If you know anything about me or read my past articles, you know I love my data. This week was nuts for shipping code (in a good way), and it solidified one of my centermost theses in life:
I think there's a lot of secrets hidden in plain sight, that can tell us a lot about ourselves and the world.
I'll give a plain example:

This is one of my previous articles, and I can empirically observe the texture and depth of my words! This is done through some sophisticated data pipelining and image evaluation (raw physics at work), but it's significant in the fact that I can now objectively measure what the shape of my voice looks like.
This is not unlike the recent research that Meta AI has done - recently, they've introduced a model that can predict responses to stimuli: you give it any visual or sound, it will show how a human brain will likely respond. Their work is obviously orders of magnitude greater in scale than mine, but the point stands.

We may not realize how powerful our own data is. Consider the following:
When do you go to sleep? Wake up?
How do you take your coffee/tea?
What is your heart rate and breathing rate when looking at something? A pet? A loved one? A fluffy bagel?
That last one, Amazon was just granted a patent this week for that: the ability to detect your sleep stage/breathing wirelessly.

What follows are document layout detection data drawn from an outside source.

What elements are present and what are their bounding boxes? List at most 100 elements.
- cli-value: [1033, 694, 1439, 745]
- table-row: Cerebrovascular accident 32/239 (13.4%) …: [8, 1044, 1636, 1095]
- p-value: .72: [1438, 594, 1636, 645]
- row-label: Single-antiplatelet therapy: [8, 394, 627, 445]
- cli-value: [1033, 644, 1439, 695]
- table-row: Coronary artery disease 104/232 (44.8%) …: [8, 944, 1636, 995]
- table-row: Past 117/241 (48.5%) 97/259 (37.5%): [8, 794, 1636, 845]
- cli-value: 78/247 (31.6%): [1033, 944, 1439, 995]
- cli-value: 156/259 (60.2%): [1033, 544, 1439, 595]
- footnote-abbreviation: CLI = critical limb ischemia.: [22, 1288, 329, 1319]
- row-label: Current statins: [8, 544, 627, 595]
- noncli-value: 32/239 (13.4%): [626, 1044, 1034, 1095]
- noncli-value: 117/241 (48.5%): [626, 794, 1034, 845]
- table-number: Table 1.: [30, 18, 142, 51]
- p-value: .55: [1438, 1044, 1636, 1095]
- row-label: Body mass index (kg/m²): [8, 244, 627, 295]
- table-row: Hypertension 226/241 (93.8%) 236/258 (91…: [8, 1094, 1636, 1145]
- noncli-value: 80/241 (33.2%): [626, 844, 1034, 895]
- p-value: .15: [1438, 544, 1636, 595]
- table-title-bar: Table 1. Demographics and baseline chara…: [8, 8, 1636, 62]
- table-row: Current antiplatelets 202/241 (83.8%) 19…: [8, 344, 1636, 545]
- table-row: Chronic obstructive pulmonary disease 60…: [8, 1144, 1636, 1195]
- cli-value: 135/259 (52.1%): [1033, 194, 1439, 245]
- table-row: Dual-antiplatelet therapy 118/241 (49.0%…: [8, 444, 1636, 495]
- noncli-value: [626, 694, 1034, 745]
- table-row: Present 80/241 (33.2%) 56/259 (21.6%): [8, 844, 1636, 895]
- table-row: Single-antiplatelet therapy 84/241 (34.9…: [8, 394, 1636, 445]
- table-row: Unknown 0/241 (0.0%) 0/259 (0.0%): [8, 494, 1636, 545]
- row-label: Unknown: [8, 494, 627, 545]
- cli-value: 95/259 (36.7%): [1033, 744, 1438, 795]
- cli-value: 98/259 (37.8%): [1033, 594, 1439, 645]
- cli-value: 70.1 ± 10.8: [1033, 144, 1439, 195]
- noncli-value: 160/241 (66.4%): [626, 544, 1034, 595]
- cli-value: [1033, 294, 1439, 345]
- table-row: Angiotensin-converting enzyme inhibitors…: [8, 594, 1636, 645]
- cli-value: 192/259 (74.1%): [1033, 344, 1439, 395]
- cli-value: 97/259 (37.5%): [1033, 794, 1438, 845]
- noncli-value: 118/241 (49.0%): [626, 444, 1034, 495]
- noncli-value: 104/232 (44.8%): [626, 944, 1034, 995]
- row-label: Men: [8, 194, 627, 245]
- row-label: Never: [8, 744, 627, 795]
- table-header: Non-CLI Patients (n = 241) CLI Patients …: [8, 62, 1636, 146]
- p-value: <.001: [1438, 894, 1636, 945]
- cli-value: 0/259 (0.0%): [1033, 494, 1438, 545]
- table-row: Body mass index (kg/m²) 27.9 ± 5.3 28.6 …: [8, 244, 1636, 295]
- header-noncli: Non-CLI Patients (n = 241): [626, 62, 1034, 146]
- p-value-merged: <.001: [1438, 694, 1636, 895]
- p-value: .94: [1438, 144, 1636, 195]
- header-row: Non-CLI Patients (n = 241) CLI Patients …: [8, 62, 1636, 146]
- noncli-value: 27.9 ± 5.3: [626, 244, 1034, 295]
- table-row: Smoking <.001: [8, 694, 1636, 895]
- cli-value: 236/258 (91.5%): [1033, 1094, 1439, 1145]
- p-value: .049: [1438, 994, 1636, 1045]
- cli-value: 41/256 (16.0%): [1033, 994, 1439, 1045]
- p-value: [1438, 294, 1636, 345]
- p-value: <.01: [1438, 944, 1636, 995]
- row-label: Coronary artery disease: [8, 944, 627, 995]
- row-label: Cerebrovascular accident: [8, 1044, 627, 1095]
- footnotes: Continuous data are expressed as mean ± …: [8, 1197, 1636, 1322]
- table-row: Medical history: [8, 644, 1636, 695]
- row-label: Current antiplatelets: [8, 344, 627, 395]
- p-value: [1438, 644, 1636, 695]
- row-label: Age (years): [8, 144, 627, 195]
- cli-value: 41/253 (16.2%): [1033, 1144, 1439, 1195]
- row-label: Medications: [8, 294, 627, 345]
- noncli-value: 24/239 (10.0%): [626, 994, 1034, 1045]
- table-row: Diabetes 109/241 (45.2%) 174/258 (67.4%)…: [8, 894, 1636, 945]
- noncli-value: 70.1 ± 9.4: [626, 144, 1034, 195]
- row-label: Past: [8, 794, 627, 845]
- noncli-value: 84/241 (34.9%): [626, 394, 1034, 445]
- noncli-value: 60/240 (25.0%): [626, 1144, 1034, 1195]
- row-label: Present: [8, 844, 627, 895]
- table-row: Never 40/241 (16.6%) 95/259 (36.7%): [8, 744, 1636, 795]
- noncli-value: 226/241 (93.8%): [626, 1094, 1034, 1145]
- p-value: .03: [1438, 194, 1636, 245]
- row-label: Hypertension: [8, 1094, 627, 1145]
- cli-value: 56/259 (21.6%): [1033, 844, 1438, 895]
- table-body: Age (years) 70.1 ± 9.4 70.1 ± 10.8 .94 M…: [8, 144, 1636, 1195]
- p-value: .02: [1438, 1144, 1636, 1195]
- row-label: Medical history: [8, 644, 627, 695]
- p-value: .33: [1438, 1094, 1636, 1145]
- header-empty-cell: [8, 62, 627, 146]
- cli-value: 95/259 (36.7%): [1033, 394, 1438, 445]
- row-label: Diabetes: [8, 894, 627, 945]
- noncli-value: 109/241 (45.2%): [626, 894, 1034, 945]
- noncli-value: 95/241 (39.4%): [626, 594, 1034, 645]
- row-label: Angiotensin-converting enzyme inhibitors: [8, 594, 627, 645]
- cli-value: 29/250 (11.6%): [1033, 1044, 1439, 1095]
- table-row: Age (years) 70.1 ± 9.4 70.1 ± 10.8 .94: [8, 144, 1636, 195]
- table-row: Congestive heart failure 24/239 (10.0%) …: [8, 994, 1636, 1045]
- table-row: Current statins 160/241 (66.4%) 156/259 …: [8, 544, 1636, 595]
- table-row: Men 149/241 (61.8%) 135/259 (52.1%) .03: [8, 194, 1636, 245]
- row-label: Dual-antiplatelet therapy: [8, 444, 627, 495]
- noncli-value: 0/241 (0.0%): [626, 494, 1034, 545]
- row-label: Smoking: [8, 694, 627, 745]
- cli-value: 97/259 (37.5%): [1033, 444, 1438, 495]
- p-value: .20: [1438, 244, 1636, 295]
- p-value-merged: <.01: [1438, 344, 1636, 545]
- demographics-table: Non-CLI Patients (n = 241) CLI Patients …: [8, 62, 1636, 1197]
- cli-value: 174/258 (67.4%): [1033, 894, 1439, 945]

I think it’s fair to say: if you know every data point on yourself, you can begin to predict your future. How do you write and think (like my example above)? What wavelength does your body, mind, and spirit take? What people will you hang out with? What habits will you take? What kind of bagels do you like (if any)? Is that extra creamer in your coffee masking a subconscious wiring for extra lipids in your diet, and can I target my new brand of olive oil towards you next time you scroll social media?
Large companies can do this sort of analysis with ease already (i.e. Target being able to predict pregnancy). This relationship is highly asymmetrical, of course, and the average person has no idea how much they are measured without their knowledge or consent.
This doesn't even have to be a big company: you can estimate vitals and human positions through walls. Don't believe me? Check this prototype software out. It uses WiFi signal meshes to triangulate and correlate disturbances to human movement. Releases have existed for a month, WiFi for decades.
The future is, whether we know it or not, based on idiosyncratic data: things we cannot easily Google, things we cannot easily find, but are hiding in plain sight. They are unmodeled, unseen, undiscovered, and chronically ignored: until they become the most important thing in the world. What it requires to uncover this: a keen sense of perception, and a habit of making notes on what you see.
This is why I will urge you: even if you don't have the means to analyze it now, collect your own data somewhere. Journal what you do. What you see outside. Chronicle your life, your voice, your thoughts, and your spirit (however you define it). See what tickles you. Think about what you enjoy, how, and document it. You will find ways of looking at life that nobody else has found before. It may fuel your next invention, a breakthrough in your relationships, self-awareness that has long eluded you, and perhaps an infinitely sobering view on the nature of our world.
Be well,
Michael Kirsanov
P.S. - I was asked this week if I use AI to write my articles/drafts. The actual writing and curation is all me. Even though I use AI in my daily work, the act of writing (to me) is a means of collecting idiosyncratic data: and that means that preserving 100% of my voice DNA is paramount.